Abendgymnasium ist Umweltschule in Europa

Auszeichnung durch Landesschulbehörde

Im Rahmen einer eindrucksvollen Veranstaltung im regionalen Umweltzentrum Museum Schölerberg konnte das Abendgymnasium Sophie Scholl als eine von 48 Schule aus Niedersachsen die Auszeichnungsurkunde als Umweltschule in Europa am 13.09.2017 entgegen nehmen. Das niedersächsische Kultusministerium würdigte unser

Engagement und unsere Aktivitäten gegen Plastikbecher und gegen Lebensmittelverschwendung. Dem Schulleiter Herrn Keßling, Frau Högermann und den anwesenden Studierenden wurden die Urkunde, eine Fahne und Buchgeschenke durch Verterterinnen der Landesschulbehörde überreicht. Das Abendgymnasium hat sich darüber hinaus mit einem Präsentationsstand auf dem Markt der Möglichkeiten beteiligt und mit großer Unterstützung der Conditorei Coppenrath und des Edeka-Marktes Möllenkamp mit einem hervorragenden Buffet mit dem "Besten aus Resten" beteiligt.
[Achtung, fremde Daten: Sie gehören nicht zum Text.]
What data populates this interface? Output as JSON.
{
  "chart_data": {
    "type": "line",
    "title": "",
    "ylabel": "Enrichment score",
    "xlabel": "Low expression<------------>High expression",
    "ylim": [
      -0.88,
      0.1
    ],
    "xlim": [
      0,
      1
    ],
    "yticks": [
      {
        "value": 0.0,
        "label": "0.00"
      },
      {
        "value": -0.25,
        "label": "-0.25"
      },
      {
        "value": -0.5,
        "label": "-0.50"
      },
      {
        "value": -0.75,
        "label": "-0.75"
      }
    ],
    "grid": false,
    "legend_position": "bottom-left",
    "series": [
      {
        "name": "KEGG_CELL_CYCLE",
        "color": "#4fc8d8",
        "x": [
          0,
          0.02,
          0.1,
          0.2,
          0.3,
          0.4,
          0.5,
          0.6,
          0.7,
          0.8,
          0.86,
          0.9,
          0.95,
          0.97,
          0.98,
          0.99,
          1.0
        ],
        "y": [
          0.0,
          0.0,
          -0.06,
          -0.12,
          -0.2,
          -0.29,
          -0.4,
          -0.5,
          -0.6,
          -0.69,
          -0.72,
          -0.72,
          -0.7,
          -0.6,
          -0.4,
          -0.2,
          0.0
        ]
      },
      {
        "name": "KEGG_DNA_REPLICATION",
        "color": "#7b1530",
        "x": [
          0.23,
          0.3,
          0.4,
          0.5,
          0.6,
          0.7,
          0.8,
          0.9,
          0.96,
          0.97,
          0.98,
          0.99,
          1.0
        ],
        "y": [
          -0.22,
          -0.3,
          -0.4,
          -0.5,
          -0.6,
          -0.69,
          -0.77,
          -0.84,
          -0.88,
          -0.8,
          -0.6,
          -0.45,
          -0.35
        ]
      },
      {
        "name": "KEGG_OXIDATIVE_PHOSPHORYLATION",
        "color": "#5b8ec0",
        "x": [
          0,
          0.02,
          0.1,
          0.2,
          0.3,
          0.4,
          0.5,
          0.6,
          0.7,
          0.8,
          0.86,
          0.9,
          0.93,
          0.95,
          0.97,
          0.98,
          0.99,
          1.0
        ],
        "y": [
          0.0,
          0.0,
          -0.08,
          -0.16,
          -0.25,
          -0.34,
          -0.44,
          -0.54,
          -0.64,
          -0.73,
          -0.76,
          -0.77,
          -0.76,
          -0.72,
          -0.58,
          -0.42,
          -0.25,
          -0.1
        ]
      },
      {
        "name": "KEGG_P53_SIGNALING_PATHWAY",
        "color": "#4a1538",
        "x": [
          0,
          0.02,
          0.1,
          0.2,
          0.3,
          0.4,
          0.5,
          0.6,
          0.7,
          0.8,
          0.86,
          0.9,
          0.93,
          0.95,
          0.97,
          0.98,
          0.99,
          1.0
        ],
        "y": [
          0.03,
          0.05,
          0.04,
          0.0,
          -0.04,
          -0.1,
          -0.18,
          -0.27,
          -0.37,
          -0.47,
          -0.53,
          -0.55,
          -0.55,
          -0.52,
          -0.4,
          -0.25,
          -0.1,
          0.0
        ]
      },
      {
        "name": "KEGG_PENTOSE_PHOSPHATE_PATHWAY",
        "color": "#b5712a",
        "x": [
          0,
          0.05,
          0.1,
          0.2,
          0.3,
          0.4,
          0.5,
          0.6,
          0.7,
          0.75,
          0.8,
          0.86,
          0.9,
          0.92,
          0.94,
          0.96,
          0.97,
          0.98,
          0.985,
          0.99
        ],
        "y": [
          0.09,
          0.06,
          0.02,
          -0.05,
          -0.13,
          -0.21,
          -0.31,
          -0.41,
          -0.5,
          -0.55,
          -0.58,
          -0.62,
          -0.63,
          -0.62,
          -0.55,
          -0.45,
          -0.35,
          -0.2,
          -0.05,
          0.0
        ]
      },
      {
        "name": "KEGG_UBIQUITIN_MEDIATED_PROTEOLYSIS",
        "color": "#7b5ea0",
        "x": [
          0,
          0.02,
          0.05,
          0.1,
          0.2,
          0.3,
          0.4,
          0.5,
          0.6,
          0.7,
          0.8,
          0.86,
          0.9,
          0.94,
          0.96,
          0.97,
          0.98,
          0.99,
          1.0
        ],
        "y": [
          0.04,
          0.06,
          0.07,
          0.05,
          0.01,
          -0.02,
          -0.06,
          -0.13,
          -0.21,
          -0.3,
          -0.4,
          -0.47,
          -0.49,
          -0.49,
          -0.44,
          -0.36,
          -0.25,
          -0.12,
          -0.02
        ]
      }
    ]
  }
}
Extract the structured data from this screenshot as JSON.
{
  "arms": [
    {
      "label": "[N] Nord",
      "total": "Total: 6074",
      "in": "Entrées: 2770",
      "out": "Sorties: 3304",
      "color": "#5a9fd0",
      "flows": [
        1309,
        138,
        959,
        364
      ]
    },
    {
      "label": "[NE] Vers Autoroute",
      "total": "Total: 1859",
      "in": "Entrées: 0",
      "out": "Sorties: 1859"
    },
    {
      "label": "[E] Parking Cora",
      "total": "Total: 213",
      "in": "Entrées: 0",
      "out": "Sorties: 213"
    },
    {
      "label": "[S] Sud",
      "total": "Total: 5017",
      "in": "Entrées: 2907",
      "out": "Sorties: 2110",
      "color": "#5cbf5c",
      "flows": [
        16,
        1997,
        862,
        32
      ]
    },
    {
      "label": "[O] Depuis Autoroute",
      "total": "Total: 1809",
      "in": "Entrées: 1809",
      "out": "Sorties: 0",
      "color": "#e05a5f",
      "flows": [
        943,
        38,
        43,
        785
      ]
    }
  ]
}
       Nach dem Rahmenprogramm mit etlichen Grußworten und der Festrede von Professor Dr. Herbert Zucchi zum Thema der Biodiversität wurden die Auszeichnungen vergeben, parallel dazu konnten die Teilnehmerschulen die Stände besichtigen, Erfahrungen austauschen und auch manchmal einfach nur bewundernd staunen vor dem Hintergrund der vielfachen Aktivitäten, die Schuljahrgänge nahezu aller Altersgruppen entwickelt hatten. Studierende, die Praktikantin Frau Bär und last but not least die Leiterin des Umweltprojektes Frau Dr. Högermann haben sich in besondere Weise an der Organisation der Veranstaltung beteiligt. Frau Baal, Frau Ramos, Herr Siekmeyer und Herr Msilek  standen mir „in Wechselschicht“ während der Standpräsentation bereit.Herr Sperber fungierte als Fotograf. Alle trugen ein T-Shirt mit dem Logo des Abendgymnasiums. Das Abendgymnasium war sehr präsent und authentisch, weil das „Schnittchen-Büfett“ auf Brot angerichtet war, das ansonsten zur Tafel gegeben worden wäre. Herr Bassov, Herr Djouh und Herr Buchholz haben nicht nur beim Aufbau im Versorgungsbereich für den Empfang geholfen, sondern sich auch als versierte Kellner erwiesen. Frau Baer, unsere Praktikantin, und Frau Bal übernahmen die Anmeldeformalitäten.

     Die Vertreterinnen der Landesschulbehörde waren von dem Engagement unserer Schule sehr beeindruckt und haben einen großen Dank dafür ausgesprochen. parallel dazu konnten die Teilnehmerschulen die Stände besichtigen, Erfahrungen austauschen und auch manchmal einfach nur bewundernd staunen vor dem Hintergrund der vielfachen Aktivitäten, die Schuljahrgänge nahezu aller Altersgruppen entwickelt hatten.